Gatti: la musica è il Graal, l’Italia ignora il repertorio sacro
Bella fanciulla smemorata contesa tra due fratelli, sposa il primo ma s’innamora del secondo. Disastro per tutti.
Ridotta a telegramma è la trama di Pélleas et Mélisande, fiaba malinconica con tanto di foresta e castello ma senza lieto fine. Maurice Maeterlinck ne fece il capolavoro del simbolismo, Claude Debussy lo tradusse in musica, suo unico titolo lirico. «Un’opera trasognata, surreale — la definisce Daniele Gatti —. Opalescente e cangiante come i sentimenti dei protagonisti di un “amour a trois” proibito quanto casto, dove non c’è neanche un bacio» precisa il maestro, che il 18 giugno la dirigerà a Firenze. Orchestra e Coro del Maggio Musicale, nuovo allestimento di Daniele Abbado, cast tutto italiano: Paolo Fanale è Pélleas, Monica Bacelli Mélisande, Roberto Frontali Golaud.
Per Gatti, dopo tanto Debussy con la sua Orchestre National de France, il coronamento di un percorso nell’affascinante mondo del compositore francese. «Che in quest’opera colse anche le suggestioni del Tristan und Isolde di Wagner. Un altro triangolo amoroso sublimato in spiritualità. Morte e trasfigurazione sono il destino di Isolde e di Mélisande».

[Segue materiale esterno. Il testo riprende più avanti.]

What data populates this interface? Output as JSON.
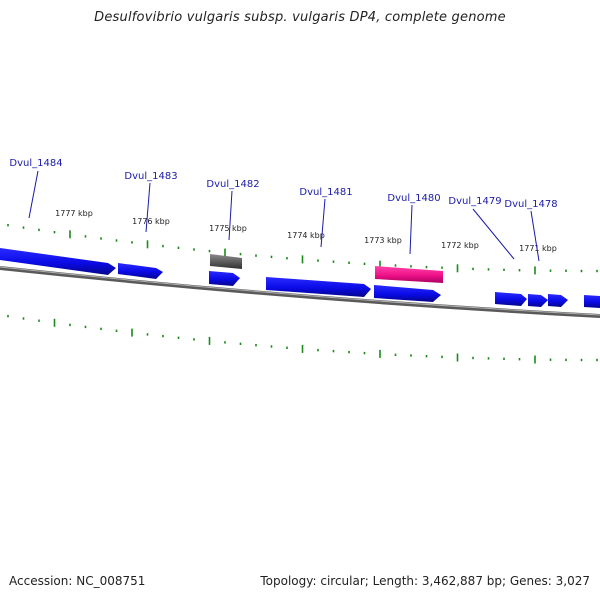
{
  "title": "Desulfovibrio vulgaris subsp. vulgaris DP4, complete genome",
  "footer": {
    "accession": "Accession: NC_008751",
    "summary": "Topology: circular; Length: 3,462,887 bp; Genes: 3,027"
  },
  "colors": {
    "backbone": "#7d7d7d",
    "cds_forward": "#0a0ae6",
    "cds_reverse": "#0a0ae6",
    "gene_gray": "#5a5a5a",
    "gene_pink": "#ee1188",
    "ticks": "#1a8a1a",
    "gene_label": "#1a1aaa",
    "kbp_label": "#222222"
  },
  "ruler": {
    "unit": "kbp",
    "labels": [
      "1777 kbp",
      "1776 kbp",
      "1775 kbp",
      "1774 kbp",
      "1773 kbp",
      "1772 kbp",
      "1771 kbp"
    ]
  },
  "genes": [
    {
      "name": "Dvul_1484"
    },
    {
      "name": "Dvul_1483"
    },
    {
      "name": "Dvul_1482"
    },
    {
      "name": "Dvul_1481"
    },
    {
      "name": "Dvul_1480"
    },
    {
      "name": "Dvul_1479"
    },
    {
      "name": "Dvul_1478"
    }
  ]
}
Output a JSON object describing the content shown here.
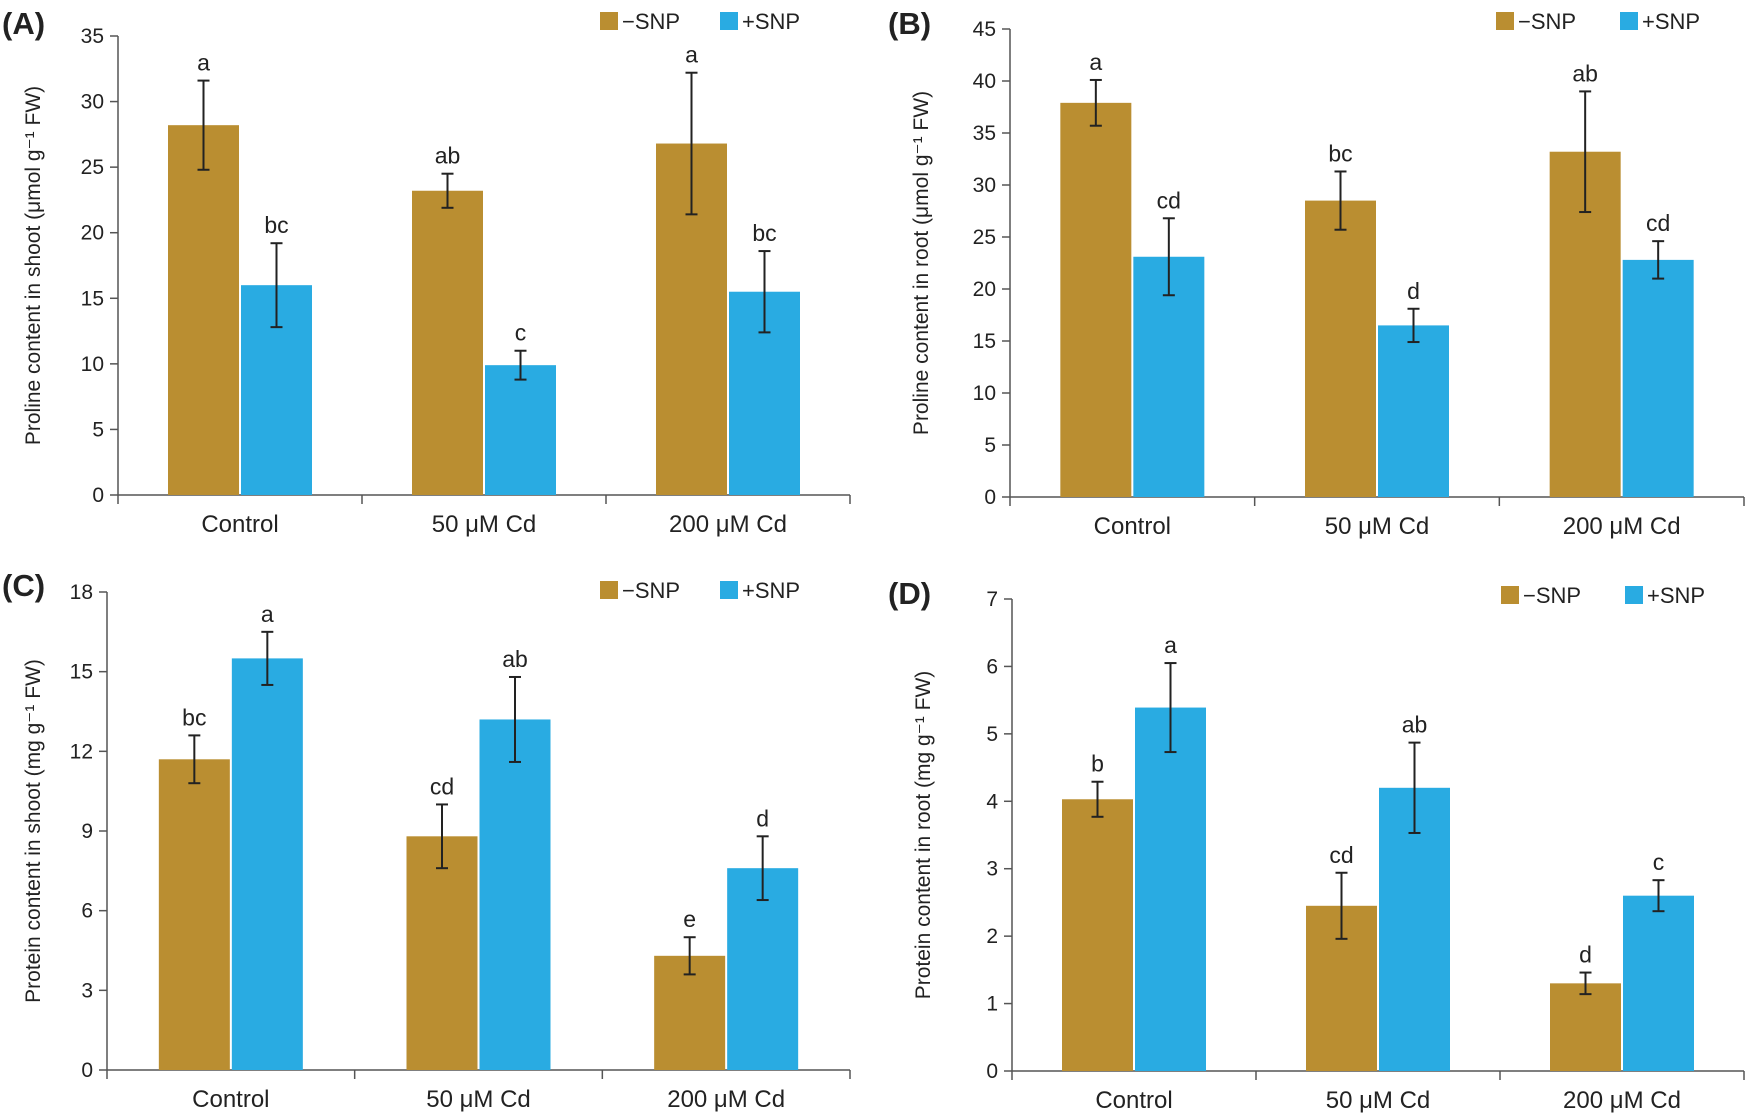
{
  "colors": {
    "minus_snp": "#BA8E31",
    "plus_snp": "#29ABE2",
    "axis": "#555555",
    "error_bar": "#222222"
  },
  "chart_data": [
    {
      "panel": "(A)",
      "type": "bar",
      "ylabel": "Proline content in shoot (μmol g⁻¹ FW)",
      "xlabel": "",
      "categories": [
        "Control",
        "50 μM Cd",
        "200 μM Cd"
      ],
      "ylim": [
        0,
        35
      ],
      "yticks": [
        0,
        5,
        10,
        15,
        20,
        25,
        30,
        35
      ],
      "grid": false,
      "legend_position": "top-right",
      "series": [
        {
          "name": "−SNP",
          "color": "#BA8E31",
          "values": [
            28.2,
            23.2,
            26.8
          ],
          "errors": [
            3.4,
            1.3,
            5.4
          ],
          "labels": [
            "a",
            "ab",
            "a"
          ]
        },
        {
          "name": "+SNP",
          "color": "#29ABE2",
          "values": [
            16.0,
            9.9,
            15.5
          ],
          "errors": [
            3.2,
            1.1,
            3.1
          ],
          "labels": [
            "bc",
            "c",
            "bc"
          ]
        }
      ]
    },
    {
      "panel": "(B)",
      "type": "bar",
      "ylabel": "Proline content in root (μmol g⁻¹ FW)",
      "xlabel": "",
      "categories": [
        "Control",
        "50 μM Cd",
        "200 μM Cd"
      ],
      "ylim": [
        0,
        45
      ],
      "yticks": [
        0,
        5,
        10,
        15,
        20,
        25,
        30,
        35,
        40,
        45
      ],
      "grid": false,
      "legend_position": "top-right",
      "series": [
        {
          "name": "−SNP",
          "color": "#BA8E31",
          "values": [
            37.9,
            28.5,
            33.2
          ],
          "errors": [
            2.2,
            2.8,
            5.8
          ],
          "labels": [
            "a",
            "bc",
            "ab"
          ]
        },
        {
          "name": "+SNP",
          "color": "#29ABE2",
          "values": [
            23.1,
            16.5,
            22.8
          ],
          "errors": [
            3.7,
            1.6,
            1.8
          ],
          "labels": [
            "cd",
            "d",
            "cd"
          ]
        }
      ]
    },
    {
      "panel": "(C)",
      "type": "bar",
      "ylabel": "Protein content in shoot (mg g⁻¹ FW)",
      "xlabel": "",
      "categories": [
        "Control",
        "50 μM Cd",
        "200 μM Cd"
      ],
      "ylim": [
        0,
        18
      ],
      "yticks": [
        0,
        3,
        6,
        9,
        12,
        15,
        18
      ],
      "grid": false,
      "legend_position": "top-right",
      "series": [
        {
          "name": "−SNP",
          "color": "#BA8E31",
          "values": [
            11.7,
            8.8,
            4.3
          ],
          "errors": [
            0.9,
            1.2,
            0.7
          ],
          "labels": [
            "bc",
            "cd",
            "e"
          ]
        },
        {
          "name": "+SNP",
          "color": "#29ABE2",
          "values": [
            15.5,
            13.2,
            7.6
          ],
          "errors": [
            1.0,
            1.6,
            1.2
          ],
          "labels": [
            "a",
            "ab",
            "d"
          ]
        }
      ]
    },
    {
      "panel": "(D)",
      "type": "bar",
      "ylabel": "Protein content in root (mg g⁻¹ FW)",
      "xlabel": "",
      "categories": [
        "Control",
        "50 μM Cd",
        "200 μM Cd"
      ],
      "ylim": [
        0,
        7
      ],
      "yticks": [
        0,
        1,
        2,
        3,
        4,
        5,
        6,
        7
      ],
      "grid": false,
      "legend_position": "top-right",
      "series": [
        {
          "name": "−SNP",
          "color": "#BA8E31",
          "values": [
            4.03,
            2.45,
            1.3
          ],
          "errors": [
            0.26,
            0.49,
            0.16
          ],
          "labels": [
            "b",
            "cd",
            "d"
          ]
        },
        {
          "name": "+SNP",
          "color": "#29ABE2",
          "values": [
            5.39,
            4.2,
            2.6
          ],
          "errors": [
            0.66,
            0.67,
            0.23
          ],
          "labels": [
            "a",
            "ab",
            "c"
          ]
        }
      ]
    }
  ]
}
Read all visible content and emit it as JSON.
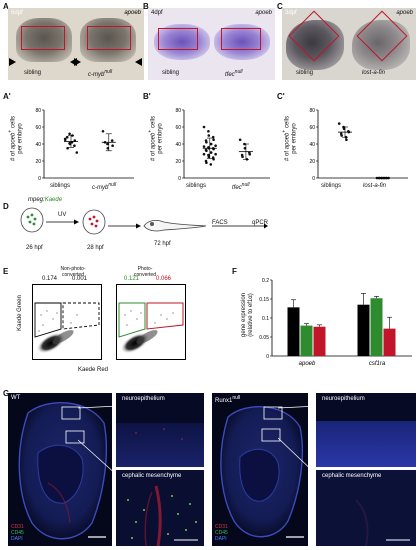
{
  "panels": {
    "A": {
      "letter": "A",
      "stage": "6dpf",
      "gene": "apoeb",
      "left_label": "sibling",
      "right_label_prefix": "c-myb",
      "right_label_sup": "null"
    },
    "B": {
      "letter": "B",
      "stage": "4dpf",
      "gene": "apoeb",
      "left_label": "sibling",
      "right_label_prefix": "tfec",
      "right_label_sup": "null"
    },
    "C": {
      "letter": "C",
      "stage": "3dpf",
      "gene": "apoeb",
      "left_label": "sibling",
      "right_label": "lost-a-fin"
    },
    "A2": {
      "letter": "A'",
      "ylabel_prefix": "# of ",
      "ylabel_gene": "apoeb",
      "ylabel_sup": "+",
      "ylabel_suffix": " cells",
      "ylabel_line2": "per embryo",
      "x_left": "siblings",
      "x_right_prefix": "c-myb",
      "x_right_sup": "null"
    },
    "B2": {
      "letter": "B'",
      "ylabel_prefix": "# of ",
      "ylabel_gene": "apoeb",
      "ylabel_sup": "+",
      "ylabel_suffix": " cells",
      "ylabel_line2": "per embryo",
      "x_left": "siblings",
      "x_right_prefix": "tfec",
      "x_right_sup": "null"
    },
    "C2": {
      "letter": "C'",
      "ylabel_prefix": "# of ",
      "ylabel_gene": "apoeb",
      "ylabel_sup": "+",
      "ylabel_suffix": " cells",
      "ylabel_line2": "per embryo",
      "x_left": "siblings",
      "x_right": "lost-a-fin"
    },
    "D": {
      "letter": "D",
      "transgene_a": "mpeg:",
      "transgene_b": "Kaede",
      "uv": "UV",
      "t1": "26 hpf",
      "t2": "28 hpf",
      "t3": "72 hpf",
      "facs": "FACS",
      "qpcr": "qPCR"
    },
    "E": {
      "letter": "E",
      "left_title_1": "Non-photo-",
      "left_title_2": "converted",
      "right_title_1": "Photo-",
      "right_title_2": "converted",
      "left_g": "0.174",
      "left_r": "0.001",
      "right_g": "0.121",
      "right_r": "0.066",
      "ylabel": "Kaede Green",
      "xlabel": "Kaede Red"
    },
    "F": {
      "letter": "F",
      "ylabel_1": "gene expression",
      "ylabel_2": "(relative to ef1α)"
    },
    "G": {
      "letter": "G",
      "left_title": "WT",
      "right_title_prefix": "Runx1",
      "right_title_sup": "null",
      "inset1": "neuroepithelium",
      "inset2": "cephalic mesenchyme",
      "legend": [
        "CD31",
        "CD45",
        "DAPI"
      ]
    }
  },
  "colors": {
    "red": "#c0152a",
    "green": "#2e8b2e",
    "blue": "#3b4fe0",
    "black": "#000000"
  },
  "chart_data": [
    {
      "type": "scatter",
      "panel": "A'",
      "categories": [
        "siblings",
        "c-myb null"
      ],
      "ylim": [
        0,
        80
      ],
      "yticks": [
        0,
        20,
        40,
        60,
        80
      ],
      "series": [
        {
          "values": [
            45,
            52,
            40,
            38,
            44,
            48,
            35,
            42,
            50,
            30,
            46,
            41
          ],
          "mean": 43,
          "sd": 7
        },
        {
          "values": [
            55,
            40,
            35,
            44,
            38,
            42
          ],
          "mean": 42,
          "sd": 10
        }
      ]
    },
    {
      "type": "scatter",
      "panel": "B'",
      "categories": [
        "siblings",
        "tfec null"
      ],
      "ylim": [
        0,
        80
      ],
      "yticks": [
        0,
        20,
        40,
        60,
        80
      ],
      "series": [
        {
          "values": [
            60,
            55,
            50,
            48,
            45,
            44,
            42,
            40,
            40,
            38,
            37,
            36,
            35,
            35,
            34,
            33,
            32,
            30,
            30,
            28,
            28,
            27,
            25,
            24,
            22,
            20,
            18,
            16
          ],
          "mean": 35,
          "sd": 12
        },
        {
          "values": [
            45,
            40,
            35,
            30,
            28,
            27,
            25,
            22
          ],
          "mean": 31,
          "sd": 9
        }
      ]
    },
    {
      "type": "scatter",
      "panel": "C'",
      "categories": [
        "siblings",
        "lost-a-fin"
      ],
      "ylim": [
        0,
        80
      ],
      "yticks": [
        0,
        20,
        40,
        60,
        80
      ],
      "series": [
        {
          "values": [
            64,
            60,
            58,
            55,
            54,
            52,
            50,
            48,
            45
          ],
          "mean": 54,
          "sd": 6
        },
        {
          "values": [
            0,
            0,
            0,
            0,
            0,
            0,
            0,
            0,
            0,
            0
          ],
          "mean": 0,
          "sd": 0
        }
      ]
    },
    {
      "type": "bar",
      "panel": "F",
      "categories": [
        "apoeb",
        "csf1ra"
      ],
      "ylim": [
        0,
        0.2
      ],
      "yticks": [
        0,
        0.05,
        0.1,
        0.15,
        0.2
      ],
      "ylabel": "gene expression (relative to ef1α)",
      "series": [
        {
          "color": "#000000",
          "values": [
            0.128,
            0.135
          ],
          "err": [
            0.02,
            0.03
          ]
        },
        {
          "color": "#2e8b2e",
          "values": [
            0.08,
            0.152
          ],
          "err": [
            0.005,
            0.005
          ]
        },
        {
          "color": "#c0152a",
          "values": [
            0.077,
            0.072
          ],
          "err": [
            0.005,
            0.03
          ]
        }
      ]
    }
  ]
}
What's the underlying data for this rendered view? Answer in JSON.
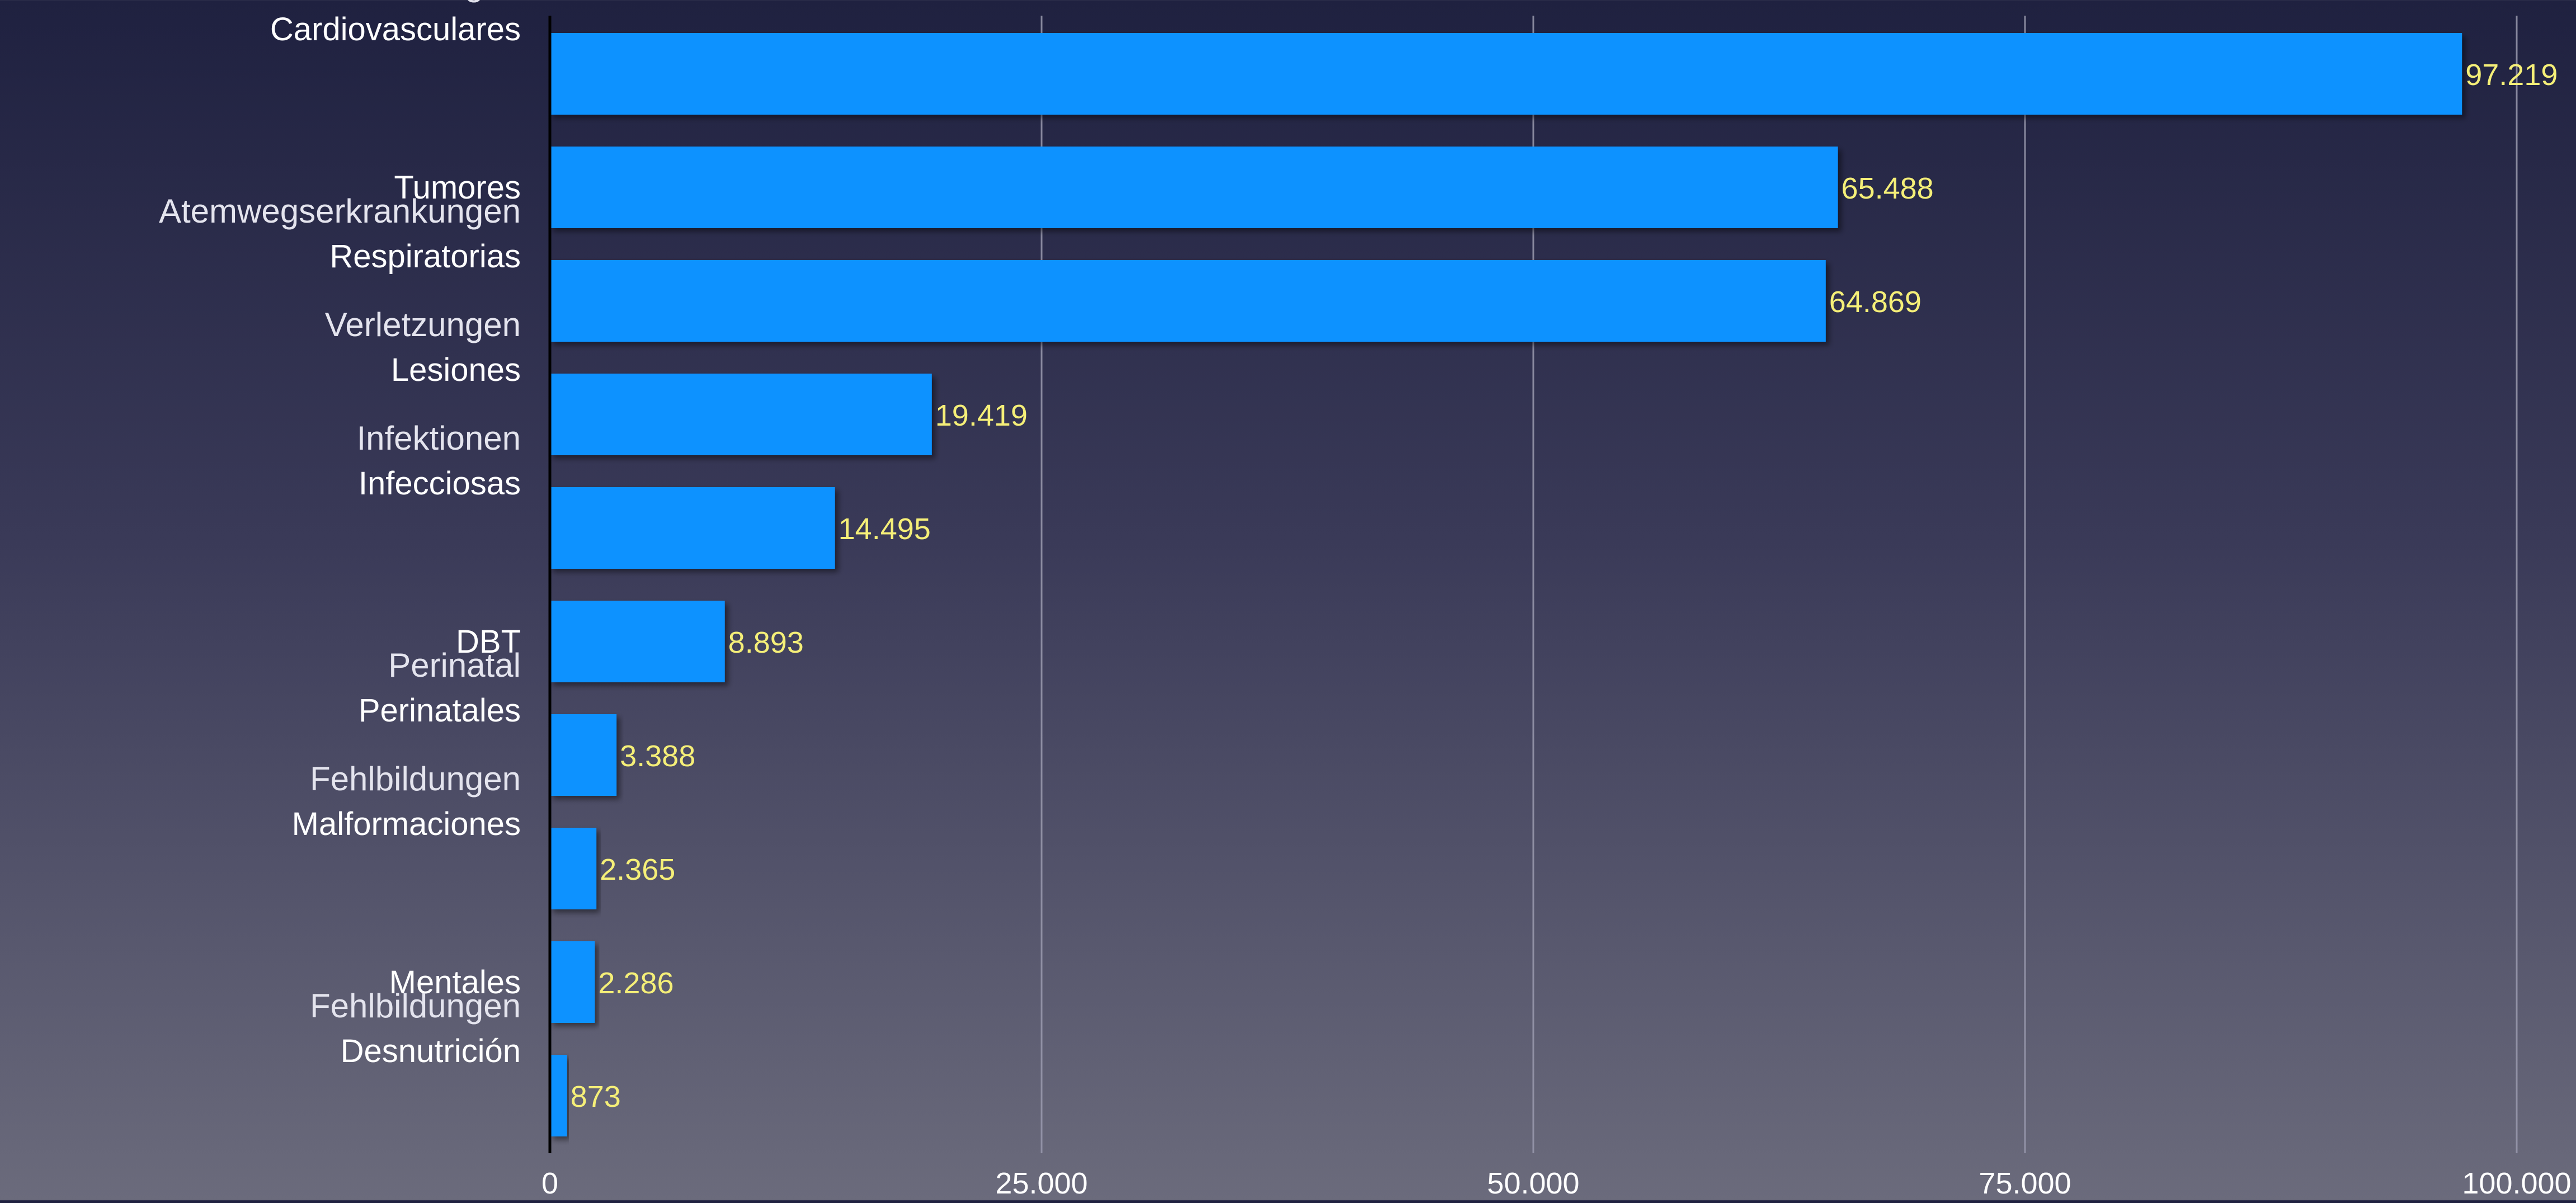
{
  "chart_data": {
    "type": "bar",
    "orientation": "horizontal",
    "categories": [
      {
        "label": "Cardiovasculares",
        "sublabel": "kardiovaskuläre Erkrankungen"
      },
      {
        "label": "Tumores",
        "sublabel": ""
      },
      {
        "label": "Respiratorias",
        "sublabel": "Atemwegserkrankungen"
      },
      {
        "label": "Lesiones",
        "sublabel": "Verletzungen"
      },
      {
        "label": "Infecciosas",
        "sublabel": "Infektionen"
      },
      {
        "label": "DBT",
        "sublabel": ""
      },
      {
        "label": "Perinatales",
        "sublabel": "Perinatal"
      },
      {
        "label": "Malformaciones",
        "sublabel": "Fehlbildungen"
      },
      {
        "label": "Mentales",
        "sublabel": ""
      },
      {
        "label": "Desnutrición",
        "sublabel": "Fehlbildungen"
      }
    ],
    "values": [
      97219,
      65488,
      64869,
      19419,
      14495,
      8893,
      3388,
      2365,
      2286,
      873
    ],
    "value_labels": [
      "97.219",
      "65.488",
      "64.869",
      "19.419",
      "14.495",
      "8.893",
      "3.388",
      "2.365",
      "2.286",
      "873"
    ],
    "xlim": [
      0,
      100000
    ],
    "xticks": [
      0,
      25000,
      50000,
      75000,
      100000
    ],
    "xtick_labels": [
      "0",
      "25.000",
      "50.000",
      "75.000",
      "100.000"
    ],
    "grid": "vertical",
    "legend": "none",
    "colors": {
      "bar": "#0892ff",
      "value_label": "#f5ef78",
      "category_label": "#ffffff",
      "sublabel": "#e4e4ee",
      "grid": "#9a9aae",
      "axis": "#000000",
      "tick_label": "#ffffff"
    }
  }
}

E in quest’opera Debussy sfiora l’ineffabile. «Là dove la parola non sa più a esprimere i tumulti dell’anima è la musica a raggiungere le zone più profonde, a svelarle in modo eloquente» sostiene Gatti. Che per questo è contrario alle introduzioni. «Spiegare toglie libertà a chi ascolta. Nella musica il primo passo è un passo d’amore. È il colpo di fulmine che conta. La grande magia dell’ascolto s’innesca così».
Ma la lontananza dalla musica resta grande per troppi. In Italia poche le occasioni, né a scuola né in chiesa. «Un peccato visto il nostro patrimonio sacro. Così presente invece nelle funzioni religiose nei Paesi protestanti, dove ha contribuito a creare un’educazione all’ascolto, a tener vivo il legame tra fede e musica». Per lui, credente e praticante, dirigere certi brani è quasi un modo di pregare. «Per esempio il Requiem di Verdi, considerato un laico anticlericale. È vero se ci si ferma all’attacco teatrale del “Dies Irae”, ma a ci sono anche “Lacrimosa” e “Mors stupebit”, pagine di grande meditazione spirituale. E ci si chiede: Verdi era ateo davvero?».
Lo stesso per Wagner. A Bayreuth Gatti ha diretto Parsifal, la più sacra delle opere. «Vivevo un momento difficile, mi ha aiutato molto». E l’anno scorso l’incontro con La Passione secondo Giovanni di Bach. «Le Sacre Scritture, dovevo aprire il mio cuore, mettermi a nudo». A ottobre sarà alla Scala con Falstaff, nel 2016 a Parigi dirigerà il Tristan, l’alter ego di Pélleas. «La musica è il nostro Graal. Non lo si trova mai, ma lo si cerca sempre».